You can read the full response here. In summary, it states that:
Law enforcement welcomes the Government's commitment to clarify and update the law in this vital area of activity. The Bill aims to streamline and update the legislation for law enforcement powers in the areas of communications data, equipment interference and lawful intercept, reinforcing transparency and oversight. We use these powers of investigation to protect the public, preserve life and prevent and detect crime.
The Bill will help ensure that law enforcement can keep pace with the changing use of technology by criminals and find crucial information to protect people at risk of harm .
Whilst criminal groups are able to take advantage of sophisticated developments in technology, law enforcement is currently unable to keep pace, match their capabilities and deliver the same criminal justice outcomes against those operating online as we are able to do in the real world.
The joint response highlights concerns relating to:
- The definitions of the reasons for which law enforcement can access internet connection records. Examples of how the current proposals would limit law enforcement’s ability to investigate crime and protect people are given in Annex D.
- Restrictions in the use of equipment interference for serious crime only. Law enforcement considers equipment interference techniques to be essential in emergencies to prevent death or injury, or prevent or mitigate any damage to a person’s physical or mental health. The Bill currently makes no provision for authorising equipment interference for this purpose.
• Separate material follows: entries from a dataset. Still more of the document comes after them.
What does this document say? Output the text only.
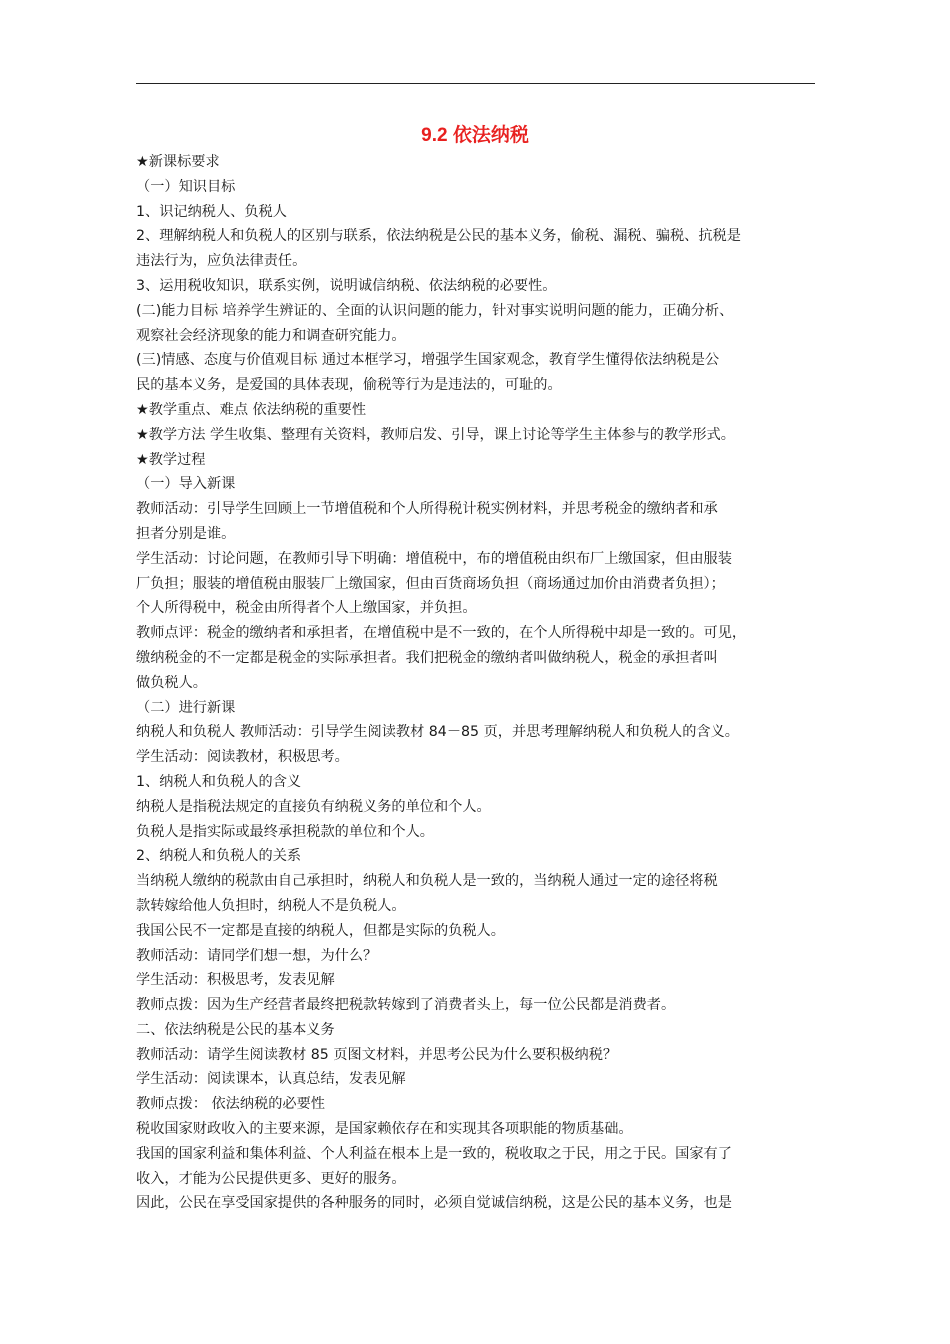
9.2 依法纳税
★新课标要求
（一）知识目标
1、识记纳税人、负税人
2、理解纳税人和负税人的区别与联系，依法纳税是公民的基本义务，偷税、漏税、骗税、抗税是
违法行为，应负法律责任。
3、运用税收知识，联系实例，说明诚信纳税、依法纳税的必要性。
(二)能力目标 培养学生辨证的、全面的认识问题的能力，针对事实说明问题的能力，正确分析、
观察社会经济现象的能力和调查研究能力。
(三)情感、态度与价值观目标 通过本框学习，增强学生国家观念，教育学生懂得依法纳税是公
民的基本义务，是爱国的具体表现，偷税等行为是违法的，可耻的。
★教学重点、难点 依法纳税的重要性
★教学方法 学生收集、整理有关资料，教师启发、引导，课上讨论等学生主体参与的教学形式。
★教学过程
（一）导入新课
教师活动：引导学生回顾上一节增值税和个人所得税计税实例材料，并思考税金的缴纳者和承
担者分别是谁。
学生活动：讨论问题，在教师引导下明确：增值税中，布的增值税由织布厂上缴国家，但由服装
厂负担；服装的增值税由服装厂上缴国家，但由百货商场负担（商场通过加价由消费者负担）；
个人所得税中，税金由所得者个人上缴国家，并负担。
教师点评：税金的缴纳者和承担者，在增值税中是不一致的，在个人所得税中却是一致的。可见，
缴纳税金的不一定都是税金的实际承担者。我们把税金的缴纳者叫做纳税人，税金的承担者叫
做负税人。
（二）进行新课
纳税人和负税人 教师活动：引导学生阅读教材 84－85 页，并思考理解纳税人和负税人的含义。
学生活动：阅读教材，积极思考。
1、纳税人和负税人的含义
纳税人是指税法规定的直接负有纳税义务的单位和个人。
负税人是指实际或最终承担税款的单位和个人。
2、纳税人和负税人的关系
当纳税人缴纳的税款由自己承担时，纳税人和负税人是一致的，当纳税人通过一定的途径将税
款转嫁给他人负担时，纳税人不是负税人。
我国公民不一定都是直接的纳税人，但都是实际的负税人。
教师活动：请同学们想一想，为什么？
学生活动：积极思考，发表见解
教师点拨：因为生产经营者最终把税款转嫁到了消费者头上，每一位公民都是消费者。
二、依法纳税是公民的基本义务
教师活动：请学生阅读教材 85 页图文材料，并思考公民为什么要积极纳税？
学生活动：阅读课本，认真总结，发表见解
教师点拨： 依法纳税的必要性
税收国家财政收入的主要来源，是国家赖依存在和实现其各项职能的物质基础。
我国的国家利益和集体利益、个人利益在根本上是一致的，税收取之于民，用之于民。国家有了
收入，才能为公民提供更多、更好的服务。
因此，公民在享受国家提供的各种服务的同时，必须自觉诚信纳税，这是公民的基本义务，也是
- The potential for a reduction in the proposed 12 month data retention period.. In a recent child sexual exploitation operation where communications data provided almost the sole investigative route,, the NCA was able to deal with 92 per cent of the requests for communications data. The NCA has calculated that if the period of data retention were reduced to 6 months, only 39 per cent of that data could potentially have been resolved. If it had been reduced to three months, only 13 per cent could potentially have been resolved. This would have had serious implications for our ability to identify offenders and safeguard children at risk.
We do not think it is for law enforcement to comment on the Bill proposals on changes of authorisation and oversight of these powers but we have stressed that any regime must be agile, flexible and supportive of using these powers operationally.
Our response did not address questions that are of no direct relevance to law enforcement, or that may have been answered by other parts of HM Government who are better placed to do so.